How To Start Putting Your Faith In God

Preacher:
Date: May 31, 2021

I tell you the truth, if you have faith as small as a mustard seed, you can say to this mountain, ‘Move from here to there’ and it will move. Nothing will be impossible for you.  Matthew 17:20

“Seeing is believing,” so goes the old saying, yet from God’s point of view, the very opposite is true.  Believing brings spiritual vision, which clears the brain of fuzzy negative thinking.  I’ve been thinking of the incident which took place as Jesus was on His way to Jerusalem, where He was to die.  He knew this.  A sense of urgency drove Him towards the Holy City.  Jesus sensed that what would take place in Jerusalem was the very purpose for which He had come.   What would happen was the main event of the ages.  But as Jesus was leaving Jericho to take the road up to Jerusalem, He encountered a blind man—actually two of them—who cried out, “Have mercy on us, Son of David!”  When Jesus heard this, He stopped.  From a social standpoint, they weren’t important.  They really didn’t count, but they counted with Jesus.

He knew what they wanted, and He was prepared to give it to them.  They had heard that He could heal the sick and deformed.  “Do you believe that I am able to do this?” Jesus asked them, and they replied, “Yes, Lord.”  According to Matthew, who was an eyewitness, Jesus touched them and said, “According to your faith will it be done to you!”

I’ve been thinking how often Jesus did things which were the opposite of human logic.  The Jews placed a premium on action, but Jesus placed it on belief.  Furthermore, He tells someone who is blind to believe in something they have heard about but never seen.  Hundreds, perhaps thousands, of people had seen Christ perform one or more of the 34 miracles which the New Testament writers tell us about, but they still had trouble believing.  And Jesus tells blind men to believe!

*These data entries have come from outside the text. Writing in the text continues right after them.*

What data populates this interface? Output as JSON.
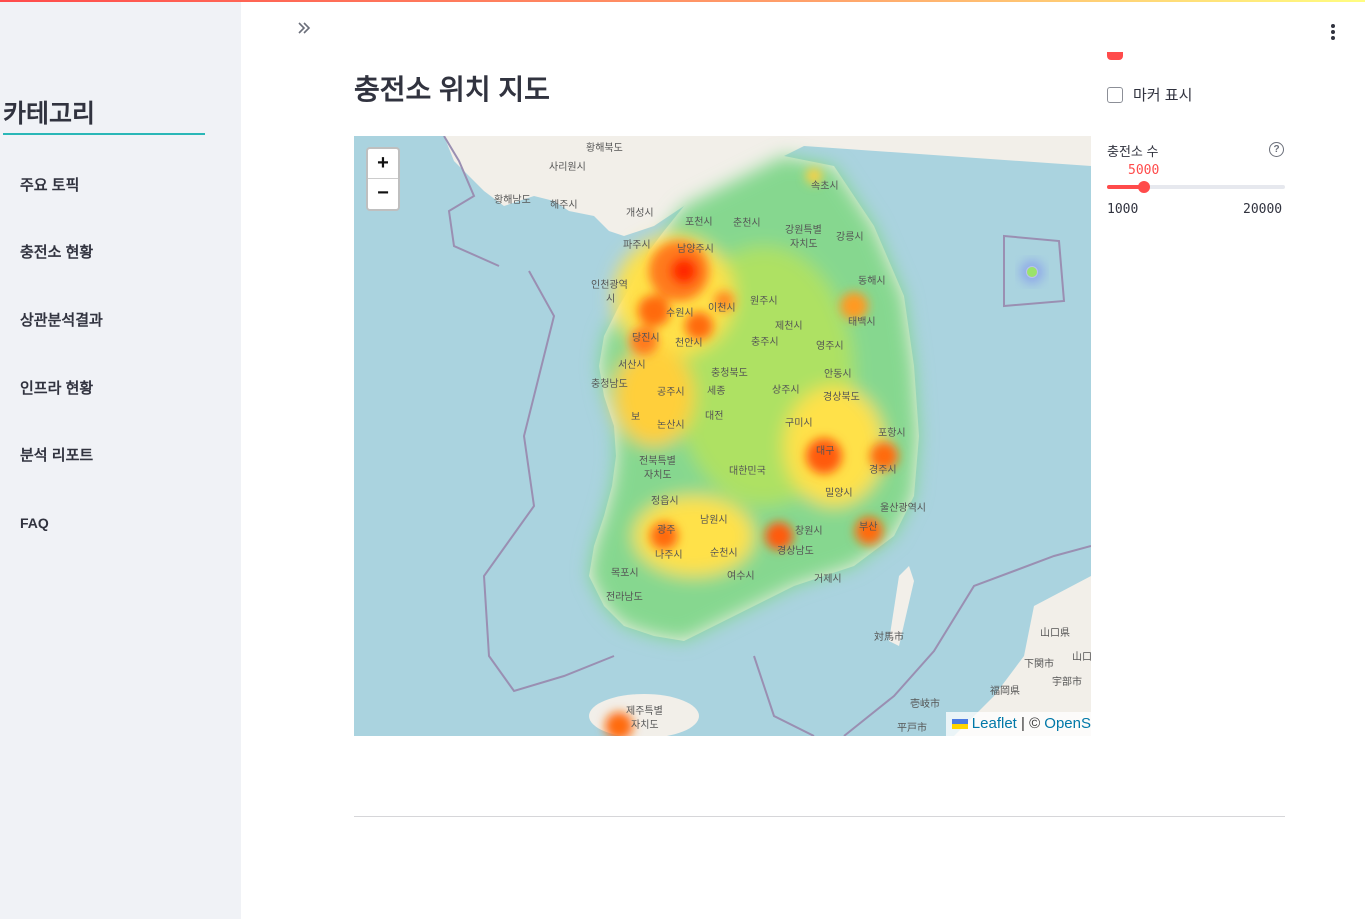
{
  "sidebar": {
    "title": "카테고리",
    "items": [
      {
        "label": "주요 토픽"
      },
      {
        "label": "충전소 현황"
      },
      {
        "label": "상관분석결과"
      },
      {
        "label": "인프라 현황"
      },
      {
        "label": "분석 리포트"
      },
      {
        "label": "FAQ"
      }
    ]
  },
  "header": {
    "collapse_icon": "double-chevron-right-icon",
    "menu_icon": "kebab-menu-icon"
  },
  "main": {
    "title": "충전소 위치 지도"
  },
  "map": {
    "zoom_in": "+",
    "zoom_out": "−",
    "attribution": {
      "leaflet": "Leaflet",
      "separator": " | © ",
      "osm": "OpenS"
    },
    "labels": {
      "hwanghae_n": "황해북도",
      "sariwon": "사리원시",
      "hwanghae_s": "황해남도",
      "haeju": "해주시",
      "kaesong": "개성시",
      "pocheon": "포천시",
      "chuncheon": "춘천시",
      "gangwon": "강원특별",
      "gangwon2": "자치도",
      "sokcho": "속초시",
      "gangneung": "강릉시",
      "paju": "파주시",
      "namyangju": "남양주시",
      "incheon": "인천광역",
      "incheon2": "시",
      "donghae": "동해시",
      "wonju": "원주시",
      "suwon": "수원시",
      "icheon": "이천시",
      "jecheon": "제천시",
      "taebaek": "태백시",
      "dangjin": "당진시",
      "cheonan": "천안시",
      "chungju": "충주시",
      "yeongju": "영주시",
      "seosan": "서산시",
      "chungbuk": "충청북도",
      "andong": "안동시",
      "chungnam": "충청남도",
      "gongju": "공주시",
      "sejong": "세종",
      "sangju": "상주시",
      "gyeongbuk": "경상북도",
      "boryeong": "보",
      "daejeon": "대전",
      "nonsan": "논산시",
      "gumi": "구미시",
      "pohang": "포항시",
      "jeonbuk": "전북특별",
      "jeonbuk2": "자치도",
      "daegu": "대구",
      "daehan": "대한민국",
      "gyeongju": "경주시",
      "jeongeup": "정읍시",
      "miryang": "밀양시",
      "ulsan": "울산광역시",
      "namwon": "남원시",
      "gwangju": "광주",
      "changwon": "창원시",
      "busan": "부산",
      "naju": "나주시",
      "suncheon": "순천시",
      "gyeongnam": "경상남도",
      "mokpo": "목포시",
      "yeosu": "여수시",
      "geoje": "거제시",
      "jeonnam": "전라남도",
      "tsushima": "対馬市",
      "yamaguchi": "山口県",
      "yamaguchi2": "山口",
      "shimonoseki": "下関市",
      "ube": "宇部市",
      "fukuoka": "福岡県",
      "iki": "壱岐市",
      "hirado": "平戸市",
      "jeju": "제주특별",
      "jeju2": "자치도"
    }
  },
  "controls": {
    "marker_checkbox": {
      "label": "마커 표시",
      "checked": false
    },
    "slider": {
      "label": "충전소 수",
      "value": "5000",
      "min": "1000",
      "max": "20000",
      "value_num": 5000,
      "min_num": 1000,
      "max_num": 20000
    }
  },
  "colors": {
    "accent": "#ff4b4b",
    "sidebar_bg": "#f0f2f6",
    "underline": "#2ab7b7",
    "sea": "#aad3df",
    "land": "#f2efe9"
  }
}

Question:  Why was it that two blind men, pretty much social outcasts, probably with some street-smart but no real education, were able to believe, when some of the real intellectuals of Jesus’ day stumbled over unbelief and came up empty-handed?  But have I not answered my own question?

Faith in God does not negate using your brain, thinking for yourself, but it does operate in another plane or mode.  It means switching languages, much like a computer operator who uses a program which operates on a different system.   The system programs our brains to think, “God can’t do that!  If He exists, He’s out there some where in space, and He doesn’t care what happens to me!”

The question that Jesus asked is one you must answer when you pray: “Do you believe that I am able to do this?”  Well, what’s your answer?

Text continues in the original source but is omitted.